Dans une enquête menée en 1998 par Thomas Piketty, on demandait aux personnes interrogées quels « devraient être » selon eux les revenus mensuels respectifs d’un cadre supérieur d’une grande entreprise et d’une caissière de supermarché. Les réponses moyennes étaient respectivement de 27 300 francs et 7 477 francs. Soit un rapport de 1 à 3,6 (alors qu’à l’époque l’écart réel des salaires moyens de ces deux catégories était au moins de 1 à 9). Cet écart variait assez peu selon la catégorie sociale de la personne interrogée. Dans une autre enquête menée en 2004 par l’équipe du sociologue François Dubet, le montant au-dessus duquel les salaires mensuels étaient jugés « indécents » était de 6 000 euros selon les ouvriers interrogés, et de 10 000 euros selon les cadres et chefs d’entreprises. Ce qui revient à 6,6 Smic (de 2004) selon les ouvriers, et 11 Smic selon les chefs d’entreprises. Voilà qui nous rapproche sensiblement du facteur 12. Plusieurs sondages Ipsos (réalisés pour le Secours populaire en 2010) indiquent qu’une majorité de Français considèrent que 1 000 euros mensuels devraient constituer un revenu minimal net pour une personne seule (alors que le RSA de base est à 467 euros en 2011). Où en sommes-nous aujourd’hui ?

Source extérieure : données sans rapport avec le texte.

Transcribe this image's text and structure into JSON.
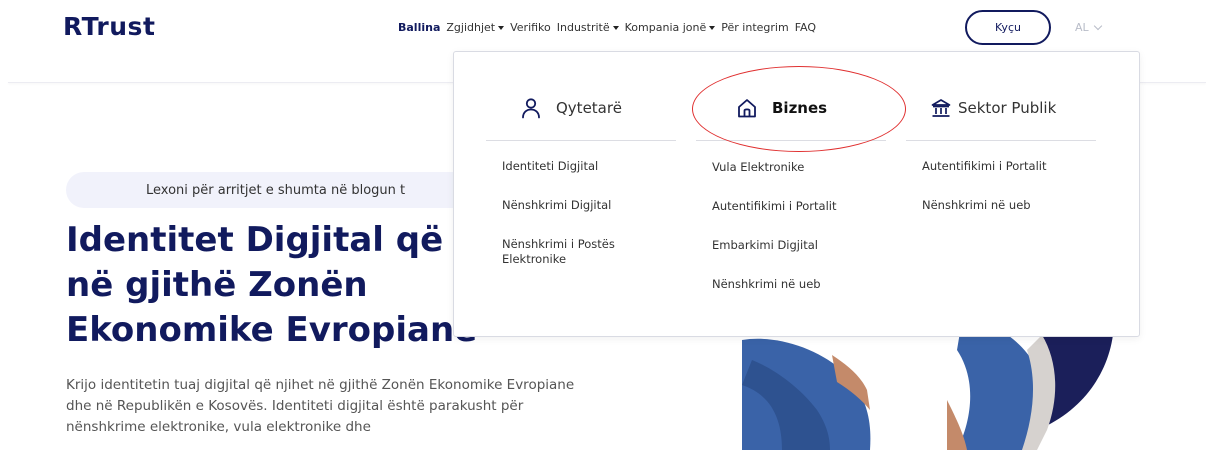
{
  "header": {
    "logo": "RTrust",
    "nav": [
      {
        "label": "Ballina",
        "active": true,
        "dropdown": false
      },
      {
        "label": "Zgjidhjet",
        "active": false,
        "dropdown": true
      },
      {
        "label": "Verifiko",
        "active": false,
        "dropdown": false
      },
      {
        "label": "Industritë",
        "active": false,
        "dropdown": true
      },
      {
        "label": "Kompania jonë",
        "active": false,
        "dropdown": true
      },
      {
        "label": "Për integrim",
        "active": false,
        "dropdown": false
      },
      {
        "label": "FAQ",
        "active": false,
        "dropdown": false
      }
    ],
    "login_label": "Kyçu",
    "language": "AL"
  },
  "dropdown": {
    "columns": [
      {
        "title": "Qytetarë",
        "icon": "person-icon",
        "links": [
          "Identiteti Digjital",
          "Nënshkrimi Digjital",
          "Nënshkrimi i Postës Elektronike"
        ]
      },
      {
        "title": "Biznes",
        "icon": "home-icon",
        "links": [
          "Vula Elektronike",
          "Autentifikimi i Portalit",
          "Embarkimi Digjital",
          "Nënshkrimi në ueb"
        ]
      },
      {
        "title": "Sektor Publik",
        "icon": "bank-icon",
        "links": [
          "Autentifikimi i Portalit",
          "Nënshkrimi në ueb"
        ]
      }
    ]
  },
  "hero": {
    "blog_text": "Lexoni për arritjet e shumta në blogun t",
    "title_lines": [
      "Identitet Digjital që",
      "në gjithë Zonën",
      "Ekonomike Evropiane"
    ],
    "description": "Krijo identitetin tuaj digjital që njihet në gjithë Zonën Ekonomike Evropiane dhe në Republikën e Kosovës. Identiteti digjital është parakusht për nënshkrime elektronike, vula elektronike dhe"
  },
  "colors": {
    "brand": "#111a5e",
    "highlight": "#e03030"
  }
}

Le sondage suivant, « Les Français et le revenu maximal », a été réalisé par l’institut CSA en septembre 2011 auprès d’un échantillon de 1009 personnes représentatif de la population française. La question posée était formulée de la façon suivante : « Si une loi devait être votée demain pour fixer un revenu maximal mensuel en France pour une personne travaillant à temps plein dans une entreprise privée – ce revenu correspondant à son salaire et aux autres sources de revenus comme les primes ou les stock-options –, à combien devrait-il selon vous s’élever ? ». Les résultats globaux sont sans équivoque. Quasiment deux tiers des Français – 64 % – fixent ce revenu maximal à moins de 10 000 euros. Sachant que le Smic est inférieur à 1 400 euros brut, on arrive à un écart perçu comme acceptable pour ces deux tiers des Français, entre le salaire minimal et le revenu maximal, de 1 à 7.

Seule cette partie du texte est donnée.